- Location in Lake County and the state of South Dakota
- Coordinates: 44°09′35″N 97°01′10″W﻿ / ﻿44.15972°N 97.01944°W
- Country: United States
- State: South Dakota
- County: Lake

Area
- • Total: 1.01 sq mi (2.61 km^{2})
- • Land: 1.01 sq mi (2.61 km^{2})
- • Water: 0 sq mi (0.00 km^{2})
- Elevation: 1,749 ft (533 m)

Population (2020)
- • Total: 46
- • Density: 45.6/sq mi (17.62/km^{2})
- Time zone: UTC-6 (Central (CST))
- • Summer (DST): UTC-5 (CDT)
- ZIP code: 57050
- Area code: 605
- FIPS code: 46-46060
- GNIS feature ID: 1267518

= Nunda, South Dakota =

Nunda is a town in Lake County, South Dakota, United States. The population was 46 at the 2020 census.

==History==
The first settlement at Nunda was made in 1877 by a colony of Scandinavians.

==Geography==
According to the United States Census Bureau, the town has a total area of 1.01 sqmi, all land.

==Demographics==

Historical population
| Census | Pop. | Note | %± |
| 1910 | 137 |  | — |
| 1920 | 206 |  | 50.4% |
| 1930 | 163 |  | −20.9% |
| 1940 | 147 |  | −9.8% |
| 1950 | 102 |  | −30.6% |
| 1960 | 106 |  | 3.9% |
| 1970 | 85 |  | −19.8% |
| 1980 | 60 |  | −29.4% |
| 1990 | 45 |  | −25.0% |
| 2000 | 47 |  | 4.4% |
| 2010 | 43 |  | −8.5% |
| 2020 | 46 |  | 7.0% |
U.S. Decennial Census

===2010 census===
As of the census of 2010, there were 43 people, 21 households, and 15 families residing in the town. The population density was 42.6 PD/sqmi. There were 24 housing units at an average density of 23.8 /sqmi. The racial makeup of the town was 100.0% White.

There were 21 households, of which 19.0% had children under the age of 18 living with them, 61.9% were married couples living together, 4.8% had a female householder with no husband present, 4.8% had a male householder with no wife present, and 28.6% were non-families. 28.6% of all households were made up of individuals, and 9.5% had someone living alone who was 65 years of age or older. The average household size was 2.05 and the average family size was 2.47.

The median age in the town was 52.8 years. 20.9% of residents were under the age of 18; 0.1% were between the ages of 18 and 24; 16.3% were from 25 to 44; 35% were from 45 to 64; and 27.9% were 65 years of age or older. The gender makeup of the town was 51.2% male and 48.8% female.

===2000 census===
As of the census of 2000, there were 47 people, 25 households, and 13 families residing in the town. The population density was 46.9 PD/sqmi. There were 27 housing units at an average density of 26.9 /sqmi. The racial makeup of the town was 100.00% White.
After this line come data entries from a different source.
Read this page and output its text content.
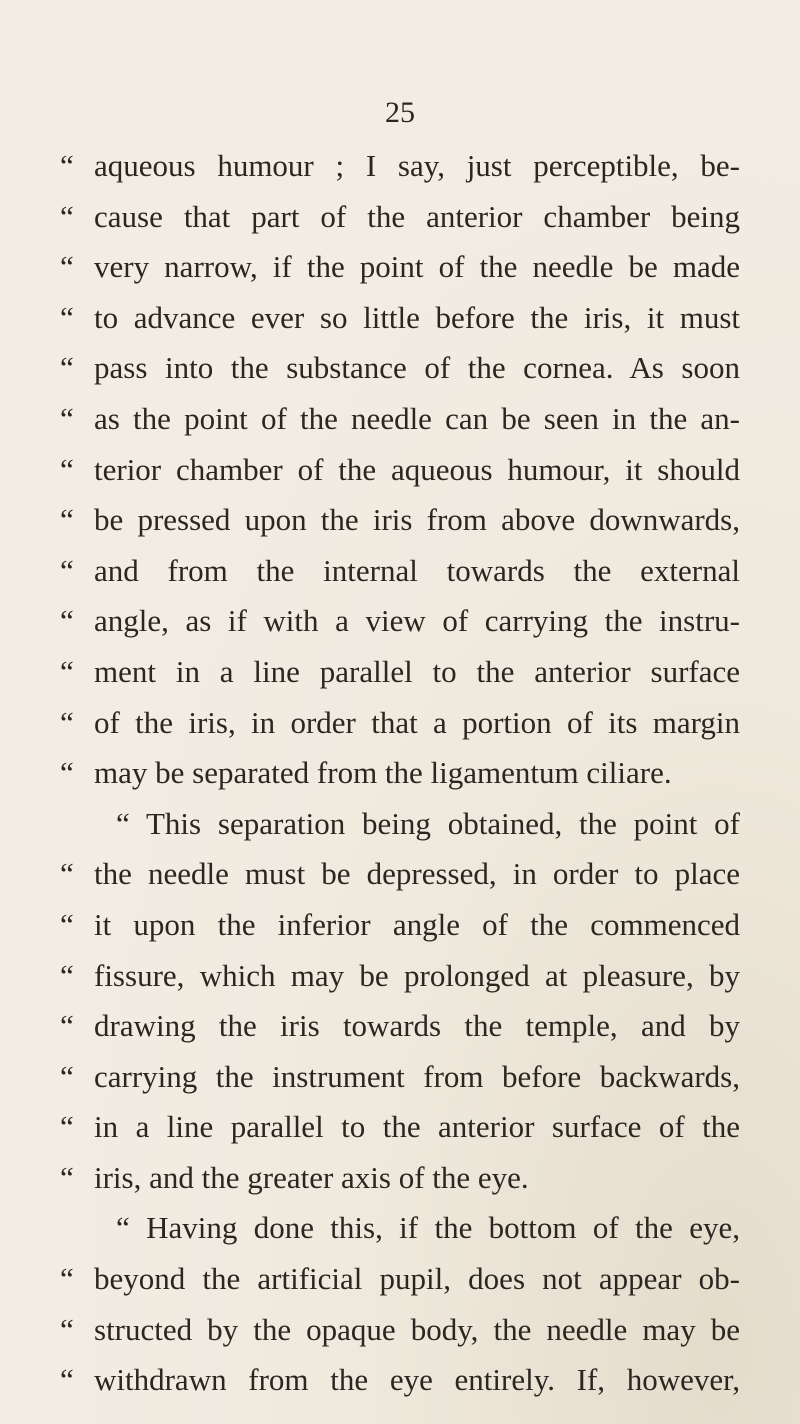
25
“ aqueous humour ; I say, just perceptible, be-
“ cause that part of the anterior chamber being
“ very narrow, if the point of the needle be made
“ to advance ever so little before the iris, it must
“ pass into the substance of the cornea. As soon
“ as the point of the needle can be seen in the an-
“ terior chamber of the aqueous humour, it should
“ be pressed upon the iris from above downwards,
“ and from the internal towards the external
“ angle, as if with a view of carrying the instru-
“ ment in a line parallel to the anterior surface
“ of the iris, in order that a portion of its margin
“ may be separated from the ligamentum ciliare.
“ This separation being obtained, the point of
“ the needle must be depressed, in order to place
“ it upon the inferior angle of the commenced
“ fissure, which may be prolonged at pleasure, by
“ drawing the iris towards the temple, and by
“ carrying the instrument from before backwards,
“ in a line parallel to the anterior surface of the
“ iris, and the greater axis of the eye.
“ Having done this, if the bottom of the eye,
“ beyond the artificial pupil, does not appear ob-
“ structed by the opaque body, the needle may be
“ withdrawn from the eye entirely. If, however,
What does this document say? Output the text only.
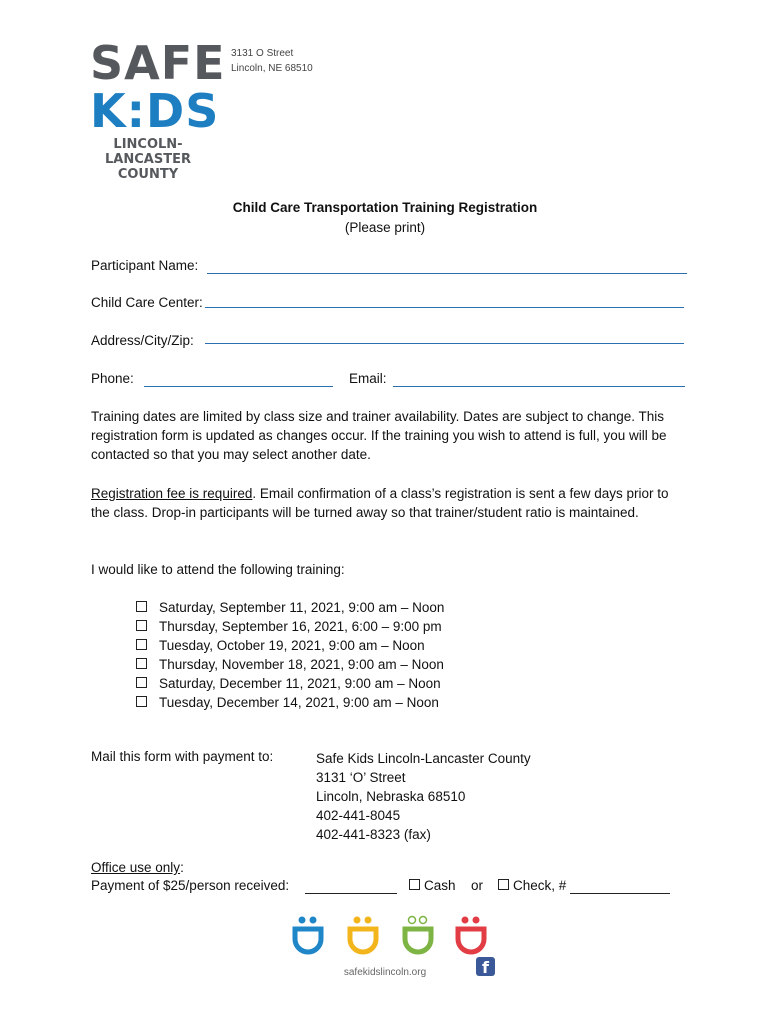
SAFE
K:DS
LINCOLN-
LANCASTER
COUNTY
3131 O Street
Lincoln, NE 68510
Child Care Transportation Training Registration
(Please print)
Participant Name:
Child Care Center:
Address/City/Zip:
Phone:	Email:
Training dates are limited by class size and trainer availability. Dates are subject to change. This registration form is updated as changes occur. If the training you wish to attend is full, you will be contacted so that you may select another date.
Registration fee is required. Email confirmation of a class’s registration is sent a few days prior to the class. Drop-in participants will be turned away so that trainer/student ratio is maintained.
I would like to attend the following training:
Saturday, September 11, 2021, 9:00 am – Noon
Thursday, September 16, 2021, 6:00 – 9:00 pm
Tuesday, October 19, 2021, 9:00 am – Noon
Thursday, November 18, 2021, 9:00 am – Noon
Saturday, December 11, 2021, 9:00 am – Noon
Tuesday, December 14, 2021, 9:00 am – Noon
Mail this form with payment to:	Safe Kids Lincoln-Lancaster County
3131 ‘O’ Street
Lincoln, Nebraska 68510
402-441-8045
402-441-8323 (fax)
Office use only:
Payment of $25/person received:	Cash or	Check, #
safekidslincoln.org	f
There were 25 households, out of which 20.0% had children under the age of 18 living with them, 44.0% were married couples living together, 4.0% had a female householder with no husband present, and 48.0% were non-families. 44.0% of all households were made up of individuals, and 12.0% had someone living alone who was 65 years of age or older. The average household size was 1.88 and the average family size was 2.62.

In the town, the population was spread out, with 19.1% under the age of 18, 2.1% from 18 to 24, 29.8% from 25 to 44, 36.2% from 45 to 64, and 12.8% who were 65 years of age or older. The median age was 44 years. For every 100 females, there were 147.4 males. For every 100 females age 18 and over, there were 171.4 males.

The median income for a household in the town was $23,750, and the median income for a family was $26,875. Males had a median income of $26,250 versus $16,667 for females. The per capita income for the town was $14,154. There were no families and 9.6% of the population living below the poverty line, including no under eighteens and 21.4% of those over 64.

==Education==
It is in the Rutland School District 39-4.